The Veined Octopus is named for the pattern of dark, branching lines on its skin. It's also sometimes referred to as the Coconut Octopus, for reasons made apparent by the video below:
Octopuses' brain-to-body mass ratio puts them on par with birds and mammals, and one of the most amazing attributes of octopus intelligence is a great memory – what allows them to recall past situations and anticipate future needs, epitomized by the Veined Octopus's coconuts. While cephalopods, by virtue of their invertebrate phylogeny, have much fewer central neurons and simpler anatomical and cellular organization, they do have some notable neurophysiological similarities to advanced vertebrates, including a vertical lobe that is seemingly directly analogous to the mammalian hippocampus. Signal transmission between two vertical-lobe neurons results in transmission enhancement, long-term synaptic modifications that remain etched in neural pathways. This cellular process, called long-term potentation (LTP), was first discovered in the 1960s in rabbits by a Norwegian neurosurgeon and is today believed to be a driving mechanism behind learning and memory. Multiple studies, including a 2003 study led by Dr. Binyamin Hochner, have shown LTP activity in vertical lobe neurons. In the words of Cephalove's Mike Mike, Hochner's study undertakes the following:
"In this study, electrical pulses were sent through the MSF (medial superior frontal) tract – a tract that runs parallel to the brain surface and interacts with vertical lobe neurons. Simultaneously, recordings were made from neurons in the vertical lobe that could receive signals from the MSF tract. What the experimenters were testing was whether they could induce LTP in octopus neurons by stimulating them. This procedure is known to work in vertebrates, and is thought to be responsible for much of vertebrate neural plasticity (that is, the adjustment of the way neurons are “wired” together, which is thought to allow us to do things like learn and remember.) If it’s present in octopus, then it means that there is something about the organization of this type of system that is efficient or effective enough to have evolved largely independently in two very different groups of animals (although we don’t actually know exactly what the last common evolutionary ancestor was between people and octopus, we have a pretty good idea – but that’s for another post. It suffices to say that it mostly likely had a very simple nervous system, meaning that octopus and vertebrate brains evolved mostly independently.)"

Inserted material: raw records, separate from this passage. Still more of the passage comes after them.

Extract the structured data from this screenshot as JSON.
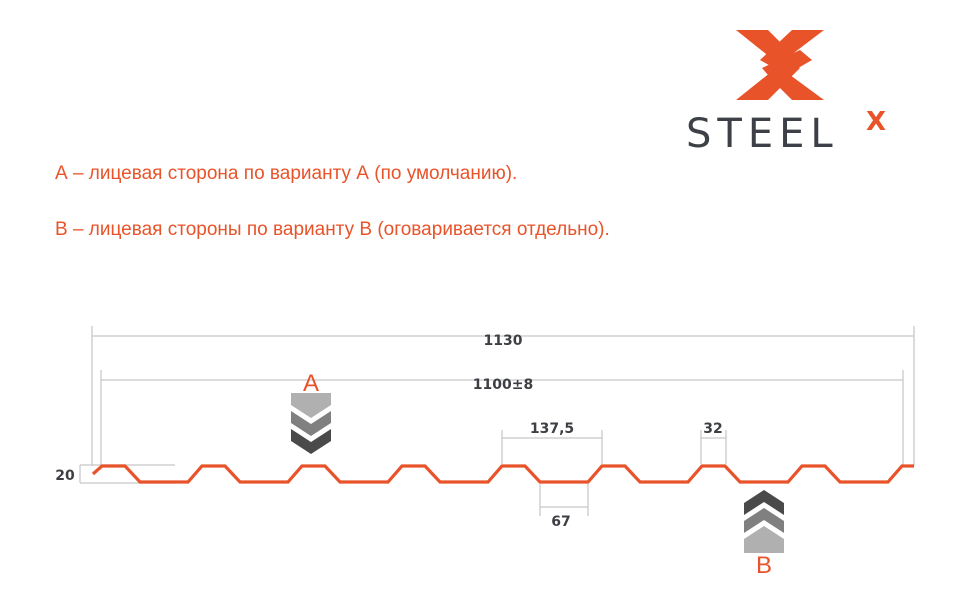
{
  "logo": {
    "text": "STEEL",
    "superscript": "X",
    "brand_color": "#e8532a",
    "text_color": "#3d4046"
  },
  "notes": [
    "А – лицевая сторона по варианту А (по умолчанию).",
    "В – лицевая стороны по варианту В (оговаривается отдельно)."
  ],
  "dimensions": {
    "overall_width": "1130",
    "useful_width": "1100±8",
    "pitch": "137,5",
    "crest_width": "32",
    "trough_width": "67",
    "height": "20"
  },
  "side_labels": {
    "a": "A",
    "b": "B"
  },
  "colors": {
    "profile": "#e8532a",
    "dimension_line": "#c8c8c8",
    "chevron_light": "#b0b0b0",
    "chevron_mid": "#808080",
    "chevron_dark": "#4a4a4a"
  }
}
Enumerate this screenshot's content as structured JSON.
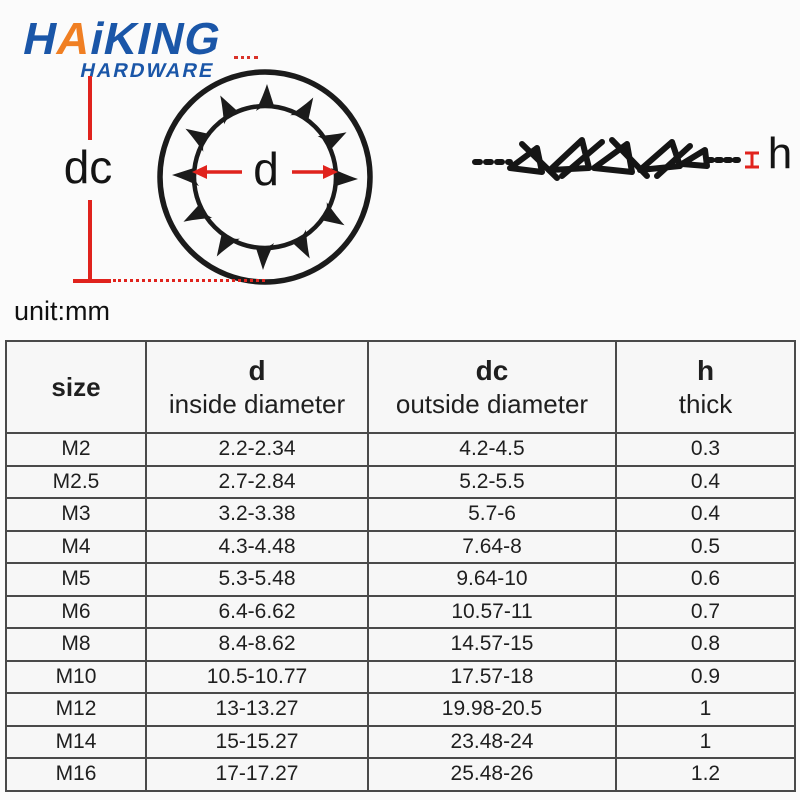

Like other cephalopods, octopuses have very well-developed eyes. However, the forward-facing placement of retinal rod and cone cells means that while they have excellent close-range vision, they are nearsighted cannot see at distances greater than 8 feet.
Fun fact: Unlike humans, cephalopods' optic nerves do not run straight through their retinal cells but instead behind them. This means that cephalopod eyes do not have the blind spot characteristic of vertebrate eyes.